TSUYOMI研究コラム 23
1.問いの提示
経営者が自らの判断構造に違和感を覚えたとき、それはしばしば「自信の喪失」や「迷い」としてネガティブに捉えられます。
しかし、その違和感こそが、古くなった地層を再構築するための重要なシグナルであるとしたらどうでしょうか。私たちは、日常の中に生じる「おや?」という小さな驚きを、どのようにして経営の再編へと繋げていけばよいのでしょうか。本稿では、省察を通じた「枠組みの再構成(リフレーミング)」のプロセスを検討します。
2.通説の整理
ビジネスにおける違和感やエラーは、一般に「速やかに解消すべきノイズ」として扱われます。
判断が揺らぐことは決断力の欠如と見なされ、一貫性を保つことこそがリーダーの美徳とされます。そのため、多くの経営者は自らの中に生じた小さな疑念を押し殺し、既存の成功体験(地層)を正当化することで、心の安定を保とうとします。
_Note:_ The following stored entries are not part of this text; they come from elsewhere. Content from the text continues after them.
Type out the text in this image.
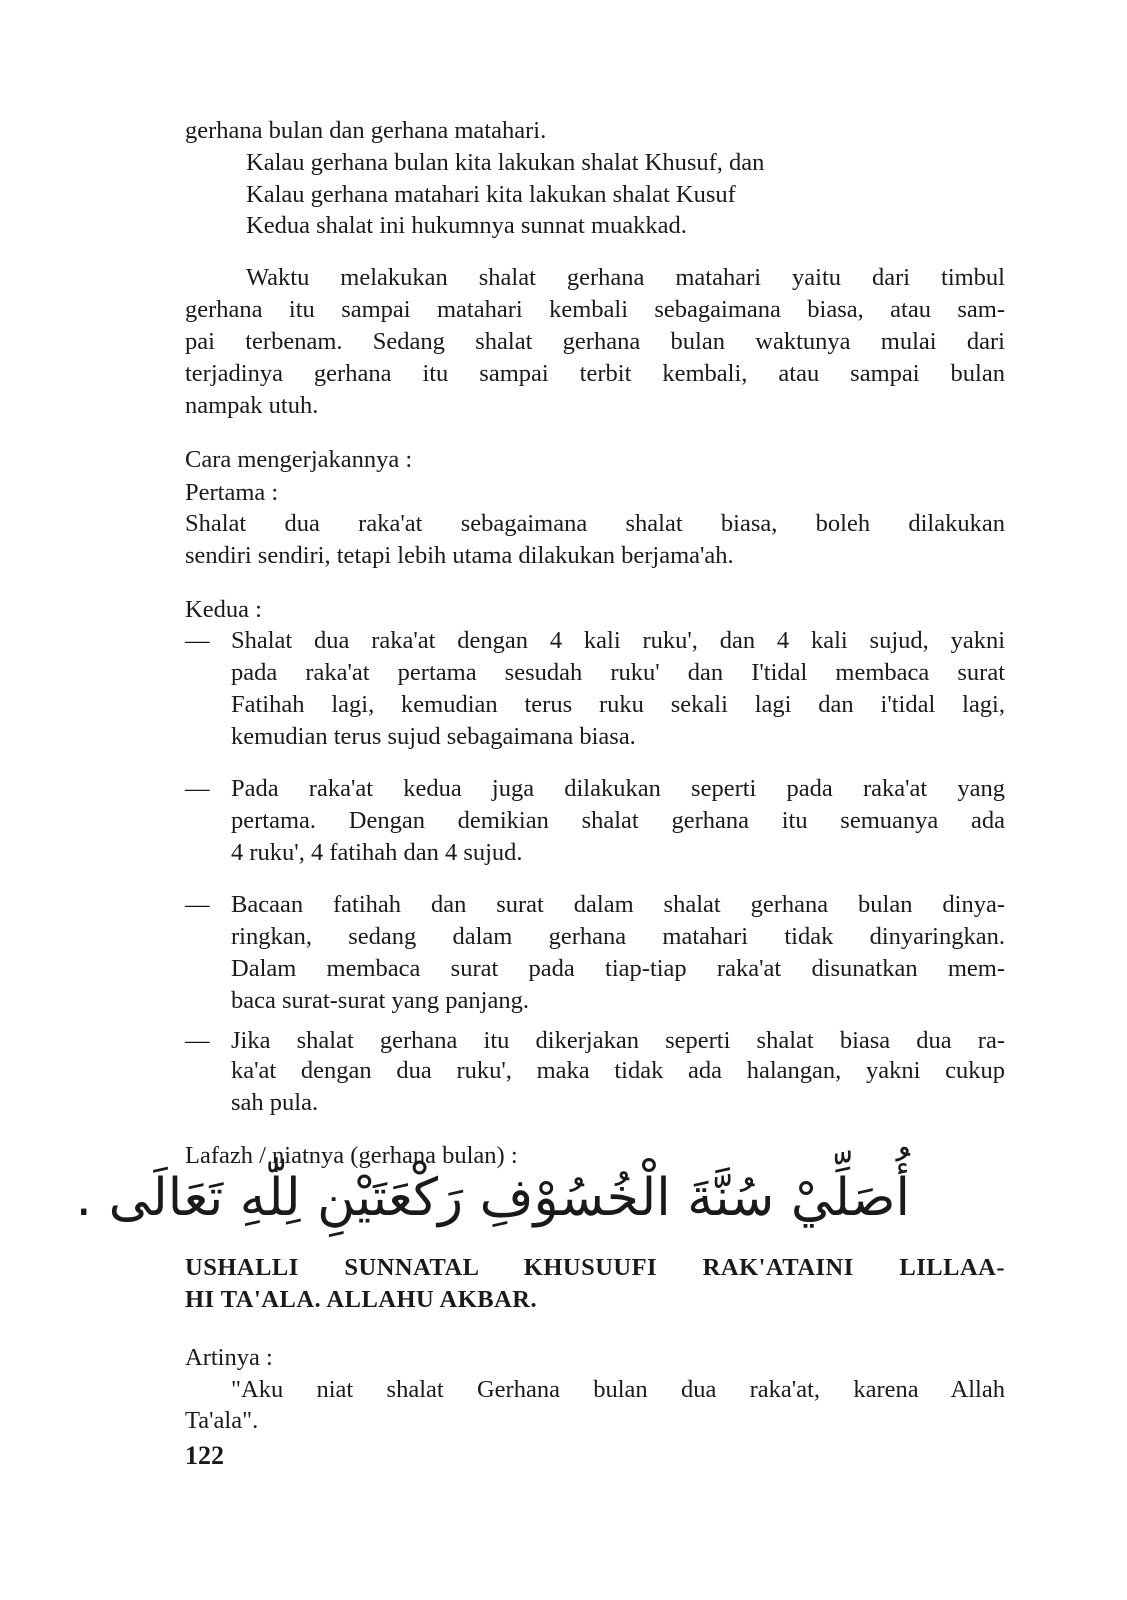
gerhana bulan dan gerhana matahari.
Kalau gerhana bulan kita lakukan shalat Khusuf, dan
Kalau gerhana matahari kita lakukan shalat Kusuf
Kedua shalat ini hukumnya sunnat muakkad.
Waktu melakukan shalat gerhana matahari yaitu dari timbul
gerhana itu sampai matahari kembali sebagaimana biasa, atau sam-
pai terbenam. Sedang shalat gerhana bulan waktunya mulai dari
terjadinya gerhana itu sampai terbit kembali, atau sampai bulan
nampak utuh.
Cara mengerjakannya :
Pertama :
Shalat dua raka'at sebagaimana shalat biasa, boleh dilakukan
sendiri sendiri, tetapi lebih utama dilakukan berjama'ah.
Kedua :
— Shalat dua raka'at dengan 4 kali ruku', dan 4 kali sujud, yakni
pada raka'at pertama sesudah ruku' dan I'tidal membaca surat
Fatihah lagi, kemudian terus ruku sekali lagi dan i'tidal lagi,
kemudian terus sujud sebagaimana biasa.
— Pada raka'at kedua juga dilakukan seperti pada raka'at yang
pertama. Dengan demikian shalat gerhana itu semuanya ada
4 ruku', 4 fatihah dan 4 sujud.
— Bacaan fatihah dan surat dalam shalat gerhana bulan dinya-
ringkan, sedang dalam gerhana matahari tidak dinyaringkan.
Dalam membaca surat pada tiap-tiap raka'at disunatkan mem-
baca surat-surat yang panjang.
— Jika shalat gerhana itu dikerjakan seperti shalat biasa dua ra-
ka'at dengan dua ruku', maka tidak ada halangan, yakni cukup
sah pula.
Lafazh / niatnya (gerhana bulan) :
أُصَلِّيْ سُنَّةَ الْخُسُوْفِ رَكْعَتَيْنِ لِلّٰهِ تَعَالَى .
USHALLI SUNNATAL KHUSUUFI RAK'ATAINI LILLAA-
HI TA'ALA. ALLAHU AKBAR.
Artinya :
"Aku niat shalat Gerhana bulan dua raka'at, karena Allah
Ta'ala".
122
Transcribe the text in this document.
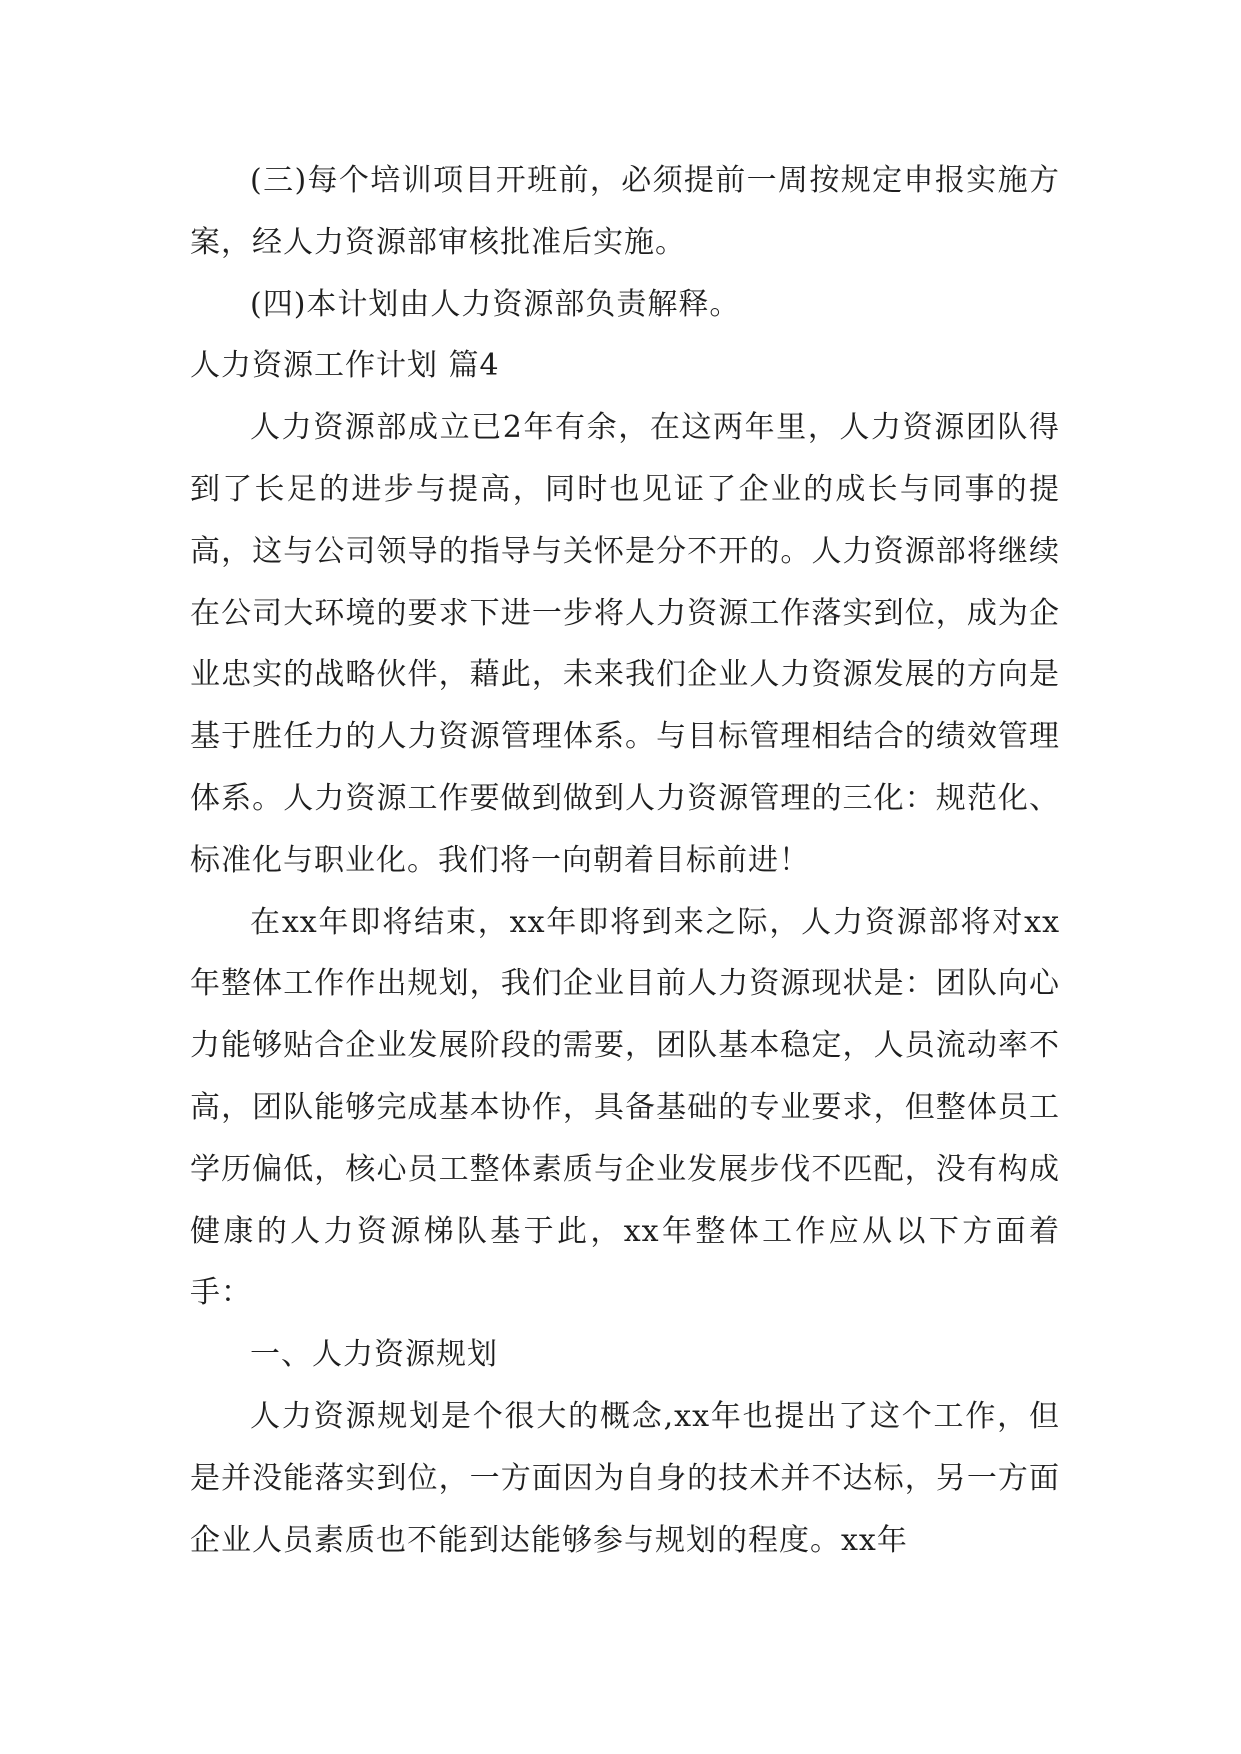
(三)每个培训项目开班前，必须提前一周按规定申报实施方案，经人力资源部审核批准后实施。

(四)本计划由人力资源部负责解释。

人力资源工作计划 篇4

人力资源部成立已2年有余，在这两年里，人力资源团队得到了长足的进步与提高，同时也见证了企业的成长与同事的提高，这与公司领导的指导与关怀是分不开的。人力资源部将继续在公司大环境的要求下进一步将人力资源工作落实到位，成为企业忠实的战略伙伴，藉此，未来我们企业人力资源发展的方向是基于胜任力的人力资源管理体系。与目标管理相结合的绩效管理体系。人力资源工作要做到做到人力资源管理的三化：规范化、标准化与职业化。我们将一向朝着目标前进！

在xx年即将结束，xx年即将到来之际，人力资源部将对xx年整体工作作出规划，我们企业目前人力资源现状是：团队向心力能够贴合企业发展阶段的需要，团队基本稳定，人员流动率不高，团队能够完成基本协作，具备基础的专业要求，但整体员工学历偏低，核心员工整体素质与企业发展步伐不匹配，没有构成健康的人力资源梯队基于此，xx年整体工作应从以下方面着手：

一、人力资源规划

人力资源规划是个很大的概念,xx年也提出了这个工作，但是并没能落实到位，一方面因为自身的技术并不达标，另一方面企业人员素质也不能到达能够参与规划的程度。xx年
しかし、このノイズの抑圧こそが、後に致命的な「硬直化」を招く原因となります。
3.TSUYOMIからの再定義
ショーンは、実践家が自らのフレーム(状況の捉え方)を組み替えることを「リフレーミング」と呼びました。
TSUYOMIの観点から見れば、リフレーミングとは、既存の地層がかけている「認識のフィルター」を交換する作業です。この作業は、理屈ではなく「驚き」という感情的な揺らぎから始まります。
「成功しているはずなのに、なぜか虚しい」「以前と同じ判断をしたのに、今回はしっくりこない」。こうした違和感は、現在の地層(実務OS)が、現実の状況(泥沼の低地)に適合しなくなっていることを知らせるアラートです。この違和感を無視せず、あえて立ち止まって「地層のどの成分が、今の現実と衝突しているのか」を問い直すこと。このプロセスを経て、TSUYOMIは単なる「滓」から、新たな時代を拓くための「資源」へと再編されます。
4.実務への含意
実務における「再編」の第一歩は、違和感を歓迎する文化を自分の中に持つことです。
一貫性を守るために違和感を排除するのではなく、「なぜ今、自分は揺らいでいるのか」を観測の対象とすること。TSUYOMI診断の結果と、自らの主観的な手応えが乖離している瞬間こそ、最大の学びのチャンスです。その乖離を埋めようとする思考の格闘が、古い地層の上に「新しい判断の層」を形成する力となります。
5.未解決点の提示
「驚き」を認識に変えるためには、それを言語化し、構造化するための時間的・精神的な余裕が必要です。
多忙なSmallBiz経営者が、日々の判断の奔流の中で、いかにしてこの「立ち止まる時間(省察の余白)」を確保し、維持し続けることができるのか。これは個人の規律の問題である以上に、経営の仕組み(ルーチン)としての設計が求められる領域です。